The three-year, $400 million credit line will help the troubled company ensure its liquidity as it attempts to rebuild operations and purchase new equipment.
Terms of the new loan agreement were outlined in a filing with the Securities and Exchange Commission July 7.
The company’s lenders, led by JPMorgan Chase Bank, will provide the backing in two facilities, one worth $175 million and the other worth $225 million.
Each member of the lending group will provide $58.3 million of the first facility and up to $75 million of the second “last-out” secured loan facility, the SEC filing said.
The new asset-based loan will expire Sept. 30, 2014. The proceeds will be used to refinance YRC’s current ABS facility and provide working capital for the company. The new ABL will give YRC Worldwide more financial breathing room post-restructuring, said John Lamar, chief restructuring officer and lead director.

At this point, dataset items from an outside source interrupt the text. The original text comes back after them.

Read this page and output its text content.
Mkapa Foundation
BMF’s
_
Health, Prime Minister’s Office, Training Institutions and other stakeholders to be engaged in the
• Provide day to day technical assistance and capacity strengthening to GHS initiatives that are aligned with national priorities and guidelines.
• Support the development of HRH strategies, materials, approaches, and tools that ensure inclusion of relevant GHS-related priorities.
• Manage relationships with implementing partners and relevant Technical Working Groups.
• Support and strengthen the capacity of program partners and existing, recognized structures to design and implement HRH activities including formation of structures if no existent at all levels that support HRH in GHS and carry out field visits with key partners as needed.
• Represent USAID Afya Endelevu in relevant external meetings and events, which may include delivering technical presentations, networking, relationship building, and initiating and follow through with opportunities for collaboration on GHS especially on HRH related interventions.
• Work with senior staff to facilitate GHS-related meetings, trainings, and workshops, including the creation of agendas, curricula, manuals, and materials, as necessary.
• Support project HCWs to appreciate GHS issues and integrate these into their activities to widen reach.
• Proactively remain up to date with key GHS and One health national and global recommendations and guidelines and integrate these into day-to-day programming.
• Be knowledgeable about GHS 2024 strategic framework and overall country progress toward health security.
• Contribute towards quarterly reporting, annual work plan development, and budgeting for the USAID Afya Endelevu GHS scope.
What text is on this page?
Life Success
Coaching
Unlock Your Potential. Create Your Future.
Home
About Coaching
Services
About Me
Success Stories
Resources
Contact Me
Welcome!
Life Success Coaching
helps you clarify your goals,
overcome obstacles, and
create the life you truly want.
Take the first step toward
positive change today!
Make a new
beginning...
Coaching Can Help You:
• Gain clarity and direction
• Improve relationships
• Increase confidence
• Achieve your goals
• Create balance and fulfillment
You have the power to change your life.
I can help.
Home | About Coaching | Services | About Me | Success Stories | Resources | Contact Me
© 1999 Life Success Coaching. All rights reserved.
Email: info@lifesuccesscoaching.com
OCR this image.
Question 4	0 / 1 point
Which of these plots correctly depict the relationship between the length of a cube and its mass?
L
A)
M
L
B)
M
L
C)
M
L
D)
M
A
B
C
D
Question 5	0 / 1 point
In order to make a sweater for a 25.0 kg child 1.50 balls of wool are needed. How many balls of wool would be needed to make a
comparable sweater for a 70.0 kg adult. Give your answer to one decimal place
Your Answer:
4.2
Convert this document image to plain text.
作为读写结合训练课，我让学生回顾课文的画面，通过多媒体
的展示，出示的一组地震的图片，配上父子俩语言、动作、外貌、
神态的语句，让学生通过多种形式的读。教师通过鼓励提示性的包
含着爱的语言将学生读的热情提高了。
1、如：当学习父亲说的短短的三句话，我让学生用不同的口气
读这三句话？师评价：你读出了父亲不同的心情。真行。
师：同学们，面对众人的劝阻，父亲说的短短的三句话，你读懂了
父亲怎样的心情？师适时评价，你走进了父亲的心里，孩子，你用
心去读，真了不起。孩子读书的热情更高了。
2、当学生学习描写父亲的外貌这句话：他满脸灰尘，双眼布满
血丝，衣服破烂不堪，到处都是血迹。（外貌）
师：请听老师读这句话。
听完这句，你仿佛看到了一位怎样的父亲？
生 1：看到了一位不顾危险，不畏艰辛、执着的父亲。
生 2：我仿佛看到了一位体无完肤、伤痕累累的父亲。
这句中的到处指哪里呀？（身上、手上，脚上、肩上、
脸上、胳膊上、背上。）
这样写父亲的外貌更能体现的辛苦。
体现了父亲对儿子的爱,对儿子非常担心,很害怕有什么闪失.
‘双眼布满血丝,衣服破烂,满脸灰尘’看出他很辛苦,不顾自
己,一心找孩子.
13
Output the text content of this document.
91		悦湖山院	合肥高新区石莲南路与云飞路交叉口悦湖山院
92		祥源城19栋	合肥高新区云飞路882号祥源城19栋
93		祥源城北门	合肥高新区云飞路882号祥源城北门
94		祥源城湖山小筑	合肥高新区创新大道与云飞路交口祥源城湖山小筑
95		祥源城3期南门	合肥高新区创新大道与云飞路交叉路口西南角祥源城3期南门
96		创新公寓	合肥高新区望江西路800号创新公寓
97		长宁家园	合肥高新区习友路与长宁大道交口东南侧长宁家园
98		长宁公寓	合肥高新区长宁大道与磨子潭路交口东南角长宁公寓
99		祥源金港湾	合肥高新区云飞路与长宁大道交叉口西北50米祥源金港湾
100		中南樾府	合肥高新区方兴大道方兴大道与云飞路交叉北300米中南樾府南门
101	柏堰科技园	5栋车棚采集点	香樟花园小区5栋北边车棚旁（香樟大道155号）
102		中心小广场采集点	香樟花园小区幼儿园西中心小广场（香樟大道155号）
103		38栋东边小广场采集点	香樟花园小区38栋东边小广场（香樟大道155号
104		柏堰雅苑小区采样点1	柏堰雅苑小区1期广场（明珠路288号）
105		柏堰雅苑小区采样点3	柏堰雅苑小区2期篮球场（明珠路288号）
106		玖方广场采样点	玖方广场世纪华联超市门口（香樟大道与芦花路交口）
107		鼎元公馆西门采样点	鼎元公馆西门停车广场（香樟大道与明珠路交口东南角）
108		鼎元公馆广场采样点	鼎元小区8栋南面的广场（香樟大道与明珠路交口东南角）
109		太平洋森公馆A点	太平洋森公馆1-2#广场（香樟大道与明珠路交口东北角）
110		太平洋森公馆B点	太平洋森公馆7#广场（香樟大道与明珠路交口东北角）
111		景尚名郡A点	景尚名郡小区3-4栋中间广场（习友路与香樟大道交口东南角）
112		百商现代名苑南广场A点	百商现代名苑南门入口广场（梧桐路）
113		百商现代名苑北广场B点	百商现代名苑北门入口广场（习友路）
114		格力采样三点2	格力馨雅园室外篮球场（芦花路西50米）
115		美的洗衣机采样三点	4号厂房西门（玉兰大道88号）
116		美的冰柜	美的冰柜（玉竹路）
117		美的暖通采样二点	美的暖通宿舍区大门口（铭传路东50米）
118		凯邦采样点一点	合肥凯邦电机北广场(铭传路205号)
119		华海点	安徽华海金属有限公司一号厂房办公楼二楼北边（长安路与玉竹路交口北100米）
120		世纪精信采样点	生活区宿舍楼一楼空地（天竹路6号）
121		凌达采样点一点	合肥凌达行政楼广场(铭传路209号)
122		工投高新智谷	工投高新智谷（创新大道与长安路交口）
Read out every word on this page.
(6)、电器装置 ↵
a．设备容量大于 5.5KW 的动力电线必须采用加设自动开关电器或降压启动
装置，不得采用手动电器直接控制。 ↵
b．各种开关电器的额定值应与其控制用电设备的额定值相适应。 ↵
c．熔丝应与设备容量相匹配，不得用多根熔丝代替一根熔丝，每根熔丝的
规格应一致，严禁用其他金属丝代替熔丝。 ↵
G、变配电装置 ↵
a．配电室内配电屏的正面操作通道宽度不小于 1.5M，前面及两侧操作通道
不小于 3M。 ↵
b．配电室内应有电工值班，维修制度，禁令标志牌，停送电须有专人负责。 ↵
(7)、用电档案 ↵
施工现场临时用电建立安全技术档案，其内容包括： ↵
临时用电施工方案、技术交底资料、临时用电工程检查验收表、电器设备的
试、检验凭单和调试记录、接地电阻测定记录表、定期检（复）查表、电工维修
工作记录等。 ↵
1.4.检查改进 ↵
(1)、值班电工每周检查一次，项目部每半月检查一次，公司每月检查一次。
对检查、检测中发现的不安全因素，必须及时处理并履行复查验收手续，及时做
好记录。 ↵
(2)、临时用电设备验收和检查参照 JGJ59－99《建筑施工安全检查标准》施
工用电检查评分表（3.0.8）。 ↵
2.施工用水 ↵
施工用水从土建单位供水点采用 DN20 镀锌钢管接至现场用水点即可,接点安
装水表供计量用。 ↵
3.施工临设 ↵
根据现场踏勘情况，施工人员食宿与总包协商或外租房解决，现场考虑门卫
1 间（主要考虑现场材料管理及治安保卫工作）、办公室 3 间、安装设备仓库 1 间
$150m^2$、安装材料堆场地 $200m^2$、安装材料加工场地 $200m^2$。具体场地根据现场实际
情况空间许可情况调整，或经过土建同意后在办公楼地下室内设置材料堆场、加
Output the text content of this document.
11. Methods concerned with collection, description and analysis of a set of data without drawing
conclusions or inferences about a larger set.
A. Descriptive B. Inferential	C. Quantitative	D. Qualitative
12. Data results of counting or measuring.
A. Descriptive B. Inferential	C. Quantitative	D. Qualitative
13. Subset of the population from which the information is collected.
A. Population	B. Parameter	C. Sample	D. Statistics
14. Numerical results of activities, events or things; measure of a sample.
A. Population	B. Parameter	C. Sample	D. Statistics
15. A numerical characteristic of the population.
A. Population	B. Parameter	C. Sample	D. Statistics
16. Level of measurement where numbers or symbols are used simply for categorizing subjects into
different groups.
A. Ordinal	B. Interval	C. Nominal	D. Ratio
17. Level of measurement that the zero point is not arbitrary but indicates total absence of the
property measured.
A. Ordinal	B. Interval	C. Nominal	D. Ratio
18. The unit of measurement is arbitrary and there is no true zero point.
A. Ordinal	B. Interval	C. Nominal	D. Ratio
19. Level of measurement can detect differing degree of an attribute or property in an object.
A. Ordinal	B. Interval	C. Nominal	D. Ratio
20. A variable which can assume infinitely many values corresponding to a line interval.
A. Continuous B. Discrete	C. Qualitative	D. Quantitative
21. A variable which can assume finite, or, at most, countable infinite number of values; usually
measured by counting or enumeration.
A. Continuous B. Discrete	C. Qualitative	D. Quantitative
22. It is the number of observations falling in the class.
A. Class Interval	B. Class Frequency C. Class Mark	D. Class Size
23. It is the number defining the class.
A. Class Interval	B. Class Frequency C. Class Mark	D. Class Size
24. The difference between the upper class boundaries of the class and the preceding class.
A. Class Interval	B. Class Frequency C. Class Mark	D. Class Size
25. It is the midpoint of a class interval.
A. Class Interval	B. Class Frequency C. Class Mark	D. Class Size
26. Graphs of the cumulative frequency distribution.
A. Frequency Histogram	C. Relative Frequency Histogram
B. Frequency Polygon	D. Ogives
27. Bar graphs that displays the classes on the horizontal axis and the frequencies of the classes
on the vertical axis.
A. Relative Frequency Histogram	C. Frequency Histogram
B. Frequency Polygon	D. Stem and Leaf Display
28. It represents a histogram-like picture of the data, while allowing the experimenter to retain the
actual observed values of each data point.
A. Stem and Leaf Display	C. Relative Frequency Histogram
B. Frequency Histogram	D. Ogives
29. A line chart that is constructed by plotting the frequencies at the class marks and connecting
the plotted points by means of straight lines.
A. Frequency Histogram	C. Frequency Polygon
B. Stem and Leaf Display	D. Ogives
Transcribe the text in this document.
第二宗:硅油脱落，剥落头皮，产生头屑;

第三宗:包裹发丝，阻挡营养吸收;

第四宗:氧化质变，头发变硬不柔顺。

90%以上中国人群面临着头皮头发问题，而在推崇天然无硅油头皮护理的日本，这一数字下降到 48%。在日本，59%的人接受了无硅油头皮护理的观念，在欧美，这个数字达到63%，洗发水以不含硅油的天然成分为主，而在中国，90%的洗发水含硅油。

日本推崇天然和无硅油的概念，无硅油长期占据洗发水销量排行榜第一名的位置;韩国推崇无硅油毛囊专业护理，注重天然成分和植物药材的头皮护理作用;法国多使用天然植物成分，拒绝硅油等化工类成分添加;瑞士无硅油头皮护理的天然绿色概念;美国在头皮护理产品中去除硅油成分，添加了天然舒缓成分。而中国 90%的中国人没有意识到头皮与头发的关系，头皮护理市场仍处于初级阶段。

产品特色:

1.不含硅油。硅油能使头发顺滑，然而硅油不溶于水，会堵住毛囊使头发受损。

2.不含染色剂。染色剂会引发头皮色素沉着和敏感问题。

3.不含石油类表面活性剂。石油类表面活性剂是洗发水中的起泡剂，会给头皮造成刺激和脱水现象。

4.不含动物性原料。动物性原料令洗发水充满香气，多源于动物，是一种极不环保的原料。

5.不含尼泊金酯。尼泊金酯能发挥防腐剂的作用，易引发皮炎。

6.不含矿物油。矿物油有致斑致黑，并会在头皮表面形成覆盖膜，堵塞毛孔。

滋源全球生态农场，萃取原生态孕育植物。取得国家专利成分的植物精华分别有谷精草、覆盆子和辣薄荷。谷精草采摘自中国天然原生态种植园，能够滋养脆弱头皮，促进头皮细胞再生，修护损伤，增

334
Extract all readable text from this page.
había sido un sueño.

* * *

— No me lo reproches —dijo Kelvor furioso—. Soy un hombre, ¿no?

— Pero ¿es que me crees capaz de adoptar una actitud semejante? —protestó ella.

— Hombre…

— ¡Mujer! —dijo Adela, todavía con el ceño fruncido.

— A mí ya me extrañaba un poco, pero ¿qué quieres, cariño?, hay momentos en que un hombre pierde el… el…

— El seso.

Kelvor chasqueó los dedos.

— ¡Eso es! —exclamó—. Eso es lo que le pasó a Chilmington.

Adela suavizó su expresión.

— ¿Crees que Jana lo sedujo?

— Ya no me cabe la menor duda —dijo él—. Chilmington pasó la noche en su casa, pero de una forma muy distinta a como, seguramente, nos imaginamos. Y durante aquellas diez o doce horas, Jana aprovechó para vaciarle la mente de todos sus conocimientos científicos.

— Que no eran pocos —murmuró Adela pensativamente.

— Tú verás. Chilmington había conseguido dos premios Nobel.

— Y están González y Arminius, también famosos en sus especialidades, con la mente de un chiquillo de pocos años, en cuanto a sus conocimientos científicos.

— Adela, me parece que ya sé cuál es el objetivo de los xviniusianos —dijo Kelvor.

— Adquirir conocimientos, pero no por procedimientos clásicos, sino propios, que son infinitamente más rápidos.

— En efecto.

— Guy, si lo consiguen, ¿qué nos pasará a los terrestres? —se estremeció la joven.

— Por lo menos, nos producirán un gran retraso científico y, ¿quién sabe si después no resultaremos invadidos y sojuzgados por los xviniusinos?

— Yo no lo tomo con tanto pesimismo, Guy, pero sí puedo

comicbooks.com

The facility “helps support our industry's seasonal pattern of revenues and provides the financial flexibility and runroom we need to grow the business,” he said.
The $4.3 billion less-than-truckload operator, which has lost more than $2.5 billion since 2006, lost $102 million in the first quarter and is expected to report a second-quarter loss.
The company has gained shipments this year, but it remains financially vulnerable in a volatile market with rising costs and a slowing economic recovery.